Barker, whose business operates in New York and Cape Cod, did not return calls for comment.
The design, as it stands now, is three stories high, though it “presents as two and a half,” Barker told the boards.
The property is in a flood zone, so the structure must be lifted to comply with Federal Emergency Management Agency regulations. Though FEMA requires that it be lifted 13 feet above sea level, the developer has proposed a height of 19 feet. It will include a reconstructed pier, said architect Jeffry Burchard of Machado Silvetti, the firm that designed the Provincetown Art Association and Museum.
The former Old Reliable is just 10 feet from the mean high-water line. To comply with FEMA rules, it would be moved back to a distance of 25 feet from mean high water.
People on the beach would be able to walk beneath the pier pilings, Burchard said. And pedestrians would be able to use the proposed driveway and entrance to the hotel to get to the waterfront.
The height of the proposed building may change, said Binder. On Oct. 10 Burchard said the eves of the roof would be 44 feet above sea level. As a comparison, he said, the eves of Whaler’s Wharf, a little to the east at 237 Commercial St., are 39 feet above sea level.
“Traditional” cedar singles and black window frames would be used, said the architect.
“We plan to stay within the historic vernacular of P’town.”
He compared the design to that of the Crown & Anchor. “There is a strong desire to architecturally make it look like more than one building,” Burchard said.

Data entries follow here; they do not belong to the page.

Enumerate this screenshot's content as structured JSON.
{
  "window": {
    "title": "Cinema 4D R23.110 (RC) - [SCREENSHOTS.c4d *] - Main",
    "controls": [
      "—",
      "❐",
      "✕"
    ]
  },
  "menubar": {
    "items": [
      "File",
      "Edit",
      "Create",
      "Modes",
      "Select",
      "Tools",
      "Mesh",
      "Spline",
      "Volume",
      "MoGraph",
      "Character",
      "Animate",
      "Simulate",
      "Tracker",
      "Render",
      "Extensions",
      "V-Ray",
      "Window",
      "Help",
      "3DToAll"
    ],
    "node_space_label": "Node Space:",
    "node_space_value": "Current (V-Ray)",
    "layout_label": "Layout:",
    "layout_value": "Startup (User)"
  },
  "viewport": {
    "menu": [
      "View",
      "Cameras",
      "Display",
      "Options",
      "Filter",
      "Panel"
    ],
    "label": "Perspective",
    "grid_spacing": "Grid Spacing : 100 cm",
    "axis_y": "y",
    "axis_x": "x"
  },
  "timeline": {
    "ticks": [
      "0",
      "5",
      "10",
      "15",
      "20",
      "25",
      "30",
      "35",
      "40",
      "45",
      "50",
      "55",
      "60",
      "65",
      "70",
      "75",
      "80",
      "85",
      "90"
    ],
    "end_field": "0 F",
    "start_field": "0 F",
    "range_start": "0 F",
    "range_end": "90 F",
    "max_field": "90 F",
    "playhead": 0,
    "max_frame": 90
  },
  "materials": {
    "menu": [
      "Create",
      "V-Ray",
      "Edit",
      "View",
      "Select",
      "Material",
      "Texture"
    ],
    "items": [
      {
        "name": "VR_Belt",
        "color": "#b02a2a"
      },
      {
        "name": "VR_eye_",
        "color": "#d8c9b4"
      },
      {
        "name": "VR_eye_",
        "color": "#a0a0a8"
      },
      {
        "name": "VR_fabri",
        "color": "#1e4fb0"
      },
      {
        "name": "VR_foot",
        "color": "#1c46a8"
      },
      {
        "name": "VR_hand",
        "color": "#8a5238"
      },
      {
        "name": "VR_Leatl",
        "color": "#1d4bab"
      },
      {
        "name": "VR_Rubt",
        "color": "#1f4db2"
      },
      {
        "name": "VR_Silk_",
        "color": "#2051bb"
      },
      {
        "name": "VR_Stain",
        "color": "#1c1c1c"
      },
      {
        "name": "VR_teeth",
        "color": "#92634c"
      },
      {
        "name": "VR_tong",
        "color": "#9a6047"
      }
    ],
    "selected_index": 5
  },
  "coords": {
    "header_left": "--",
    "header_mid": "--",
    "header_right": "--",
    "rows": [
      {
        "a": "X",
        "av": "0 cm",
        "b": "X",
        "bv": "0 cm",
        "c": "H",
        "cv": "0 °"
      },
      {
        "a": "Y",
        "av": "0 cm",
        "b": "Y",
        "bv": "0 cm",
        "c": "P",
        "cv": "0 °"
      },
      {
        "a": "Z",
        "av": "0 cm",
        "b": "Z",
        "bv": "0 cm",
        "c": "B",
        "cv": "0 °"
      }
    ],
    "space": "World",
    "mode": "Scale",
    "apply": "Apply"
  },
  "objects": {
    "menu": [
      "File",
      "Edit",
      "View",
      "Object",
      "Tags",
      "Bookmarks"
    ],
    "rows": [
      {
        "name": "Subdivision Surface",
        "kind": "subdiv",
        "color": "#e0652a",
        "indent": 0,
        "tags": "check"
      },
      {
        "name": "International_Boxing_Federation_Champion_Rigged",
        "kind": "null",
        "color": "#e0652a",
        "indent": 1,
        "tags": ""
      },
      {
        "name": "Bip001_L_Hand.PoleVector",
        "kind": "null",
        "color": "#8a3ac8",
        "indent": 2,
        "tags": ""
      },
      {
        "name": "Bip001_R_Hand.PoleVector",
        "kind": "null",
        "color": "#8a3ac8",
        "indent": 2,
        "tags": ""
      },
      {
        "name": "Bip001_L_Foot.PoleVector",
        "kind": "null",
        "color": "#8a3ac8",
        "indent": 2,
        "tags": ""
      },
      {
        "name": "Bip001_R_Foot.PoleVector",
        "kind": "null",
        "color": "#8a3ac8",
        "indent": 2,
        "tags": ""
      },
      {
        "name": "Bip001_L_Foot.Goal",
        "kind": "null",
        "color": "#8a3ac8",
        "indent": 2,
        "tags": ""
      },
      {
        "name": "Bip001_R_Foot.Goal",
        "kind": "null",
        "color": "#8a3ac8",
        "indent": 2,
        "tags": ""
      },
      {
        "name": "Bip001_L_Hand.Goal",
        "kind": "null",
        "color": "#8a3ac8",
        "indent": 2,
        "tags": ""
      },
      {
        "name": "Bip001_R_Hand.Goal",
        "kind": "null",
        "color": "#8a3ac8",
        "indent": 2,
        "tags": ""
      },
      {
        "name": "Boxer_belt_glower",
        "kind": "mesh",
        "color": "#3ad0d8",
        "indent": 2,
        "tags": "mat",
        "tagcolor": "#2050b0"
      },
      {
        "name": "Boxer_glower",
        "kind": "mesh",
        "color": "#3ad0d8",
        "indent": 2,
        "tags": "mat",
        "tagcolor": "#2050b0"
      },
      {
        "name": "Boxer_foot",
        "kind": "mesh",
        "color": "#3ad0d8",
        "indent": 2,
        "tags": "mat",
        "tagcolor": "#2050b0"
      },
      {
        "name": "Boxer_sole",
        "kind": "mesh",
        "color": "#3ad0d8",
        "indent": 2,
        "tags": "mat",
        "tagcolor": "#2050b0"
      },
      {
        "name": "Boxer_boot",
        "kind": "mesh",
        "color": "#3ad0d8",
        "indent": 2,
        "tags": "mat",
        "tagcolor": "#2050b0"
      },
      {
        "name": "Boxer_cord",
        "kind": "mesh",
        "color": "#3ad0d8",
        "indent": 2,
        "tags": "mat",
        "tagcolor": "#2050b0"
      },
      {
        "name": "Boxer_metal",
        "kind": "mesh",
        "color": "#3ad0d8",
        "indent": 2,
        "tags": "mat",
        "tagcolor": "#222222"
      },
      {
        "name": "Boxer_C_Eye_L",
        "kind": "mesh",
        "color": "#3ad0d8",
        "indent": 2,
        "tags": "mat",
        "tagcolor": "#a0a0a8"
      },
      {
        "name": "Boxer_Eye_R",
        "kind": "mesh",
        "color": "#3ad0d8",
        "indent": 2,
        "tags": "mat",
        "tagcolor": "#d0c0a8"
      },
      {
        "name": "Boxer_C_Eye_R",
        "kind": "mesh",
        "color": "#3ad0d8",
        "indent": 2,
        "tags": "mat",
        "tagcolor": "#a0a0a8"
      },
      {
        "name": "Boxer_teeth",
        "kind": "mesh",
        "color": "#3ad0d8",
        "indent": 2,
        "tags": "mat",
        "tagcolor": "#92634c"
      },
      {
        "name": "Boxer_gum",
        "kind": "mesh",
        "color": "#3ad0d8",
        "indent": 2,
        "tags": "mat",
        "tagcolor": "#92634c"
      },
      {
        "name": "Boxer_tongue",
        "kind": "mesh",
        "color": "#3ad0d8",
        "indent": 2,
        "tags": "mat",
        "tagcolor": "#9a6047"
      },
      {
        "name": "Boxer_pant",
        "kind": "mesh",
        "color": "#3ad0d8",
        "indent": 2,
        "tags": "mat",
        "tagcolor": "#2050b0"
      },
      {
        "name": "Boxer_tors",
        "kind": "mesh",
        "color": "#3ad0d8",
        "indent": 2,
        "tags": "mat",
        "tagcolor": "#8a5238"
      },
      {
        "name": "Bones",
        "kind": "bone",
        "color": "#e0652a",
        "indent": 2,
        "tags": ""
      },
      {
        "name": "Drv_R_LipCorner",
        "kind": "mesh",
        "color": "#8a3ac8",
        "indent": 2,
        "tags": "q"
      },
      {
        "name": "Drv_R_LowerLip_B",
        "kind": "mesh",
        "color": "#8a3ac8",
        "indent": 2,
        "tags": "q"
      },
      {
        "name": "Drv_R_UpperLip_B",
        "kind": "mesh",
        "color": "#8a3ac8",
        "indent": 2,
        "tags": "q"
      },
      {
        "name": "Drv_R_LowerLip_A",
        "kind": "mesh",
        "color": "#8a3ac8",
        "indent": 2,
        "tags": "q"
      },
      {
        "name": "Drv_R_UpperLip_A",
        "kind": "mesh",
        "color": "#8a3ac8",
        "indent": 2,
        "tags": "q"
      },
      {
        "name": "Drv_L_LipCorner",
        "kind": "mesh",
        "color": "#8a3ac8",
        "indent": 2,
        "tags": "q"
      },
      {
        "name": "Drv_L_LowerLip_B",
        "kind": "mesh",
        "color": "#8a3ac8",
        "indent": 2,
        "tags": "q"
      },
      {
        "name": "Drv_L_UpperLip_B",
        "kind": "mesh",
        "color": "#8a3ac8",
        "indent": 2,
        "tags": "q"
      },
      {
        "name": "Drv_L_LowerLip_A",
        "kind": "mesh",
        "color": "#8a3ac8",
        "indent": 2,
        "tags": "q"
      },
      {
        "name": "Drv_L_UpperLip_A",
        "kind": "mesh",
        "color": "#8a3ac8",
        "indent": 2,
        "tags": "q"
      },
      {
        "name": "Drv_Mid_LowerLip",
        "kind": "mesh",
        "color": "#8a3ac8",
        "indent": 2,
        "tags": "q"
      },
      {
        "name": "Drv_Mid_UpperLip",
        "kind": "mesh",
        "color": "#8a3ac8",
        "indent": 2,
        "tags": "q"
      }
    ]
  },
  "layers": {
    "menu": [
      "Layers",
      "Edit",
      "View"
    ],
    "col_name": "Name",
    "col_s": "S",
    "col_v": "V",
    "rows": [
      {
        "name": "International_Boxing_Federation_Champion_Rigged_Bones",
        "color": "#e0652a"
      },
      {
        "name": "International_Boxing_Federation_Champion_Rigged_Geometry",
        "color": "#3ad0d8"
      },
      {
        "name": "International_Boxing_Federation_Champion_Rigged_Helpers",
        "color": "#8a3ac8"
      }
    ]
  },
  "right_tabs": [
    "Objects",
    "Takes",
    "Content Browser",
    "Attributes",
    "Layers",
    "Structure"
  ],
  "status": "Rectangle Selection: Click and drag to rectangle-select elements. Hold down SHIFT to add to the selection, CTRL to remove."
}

The Old Reliable property includes pier rights to the now destroyed Benjamin Lancy’s Wharf, built around 1850, one of dozens of wharves that once dominated Provincetown’s waterfront. Chef Howard Mitcham made the Old Reliable the place to eat in the 1970s. Through the 1990s the waterfront restaurant offered cozy dining far out on the beach, though the building itself had fallen into disrepair.
The restaurant closed years ago. In 2015 the building was condemned following a fire.
The building, on the west side of Marine Specialties, contains 7,056 square feet and is valued at just over $1 million. The redeveloped structure would not be “perceptible from Commercial Street,” Burchard said.
The next meeting to discuss the project is scheduled for Nov. 21 before the zoning board of appeals, said Binder.
Issues that will need to be decided by regulators include density and height. Zoning rules allow a maximum of 20 hotel rooms on lot.
“We would be asking for relief to the density schedule because the hotel rooms would be an economic engine given that we’ve lost so many,” Barker said.
A third story is proposed in the plan and could be granted by special permit under the town’s inclusionary bylaw. That allows a developer to get zoning relief if affordable housing is part of the project. Barker said she proposes to buy an affordable deed-restricted unit somewhere off-site in Provincetown.
As to the height, Burchard said he hopes the town measures the building by subtracting the 19-foot elevation, which would keep it closer to the town’s height limit for peaked roofs, which 33 feet.
Another detail to consider is the number of sewerage “gallons” the hotel, restaurant, and condos would require. Binder said the restaurant, though shuttered for many years, still retains its sewer allotment.
Gloria McPherson, the former town planner now acting as a consultant for the town in this case, said she needs to research that sewer allotment and if the bylaws allow gallons to be reserved for years.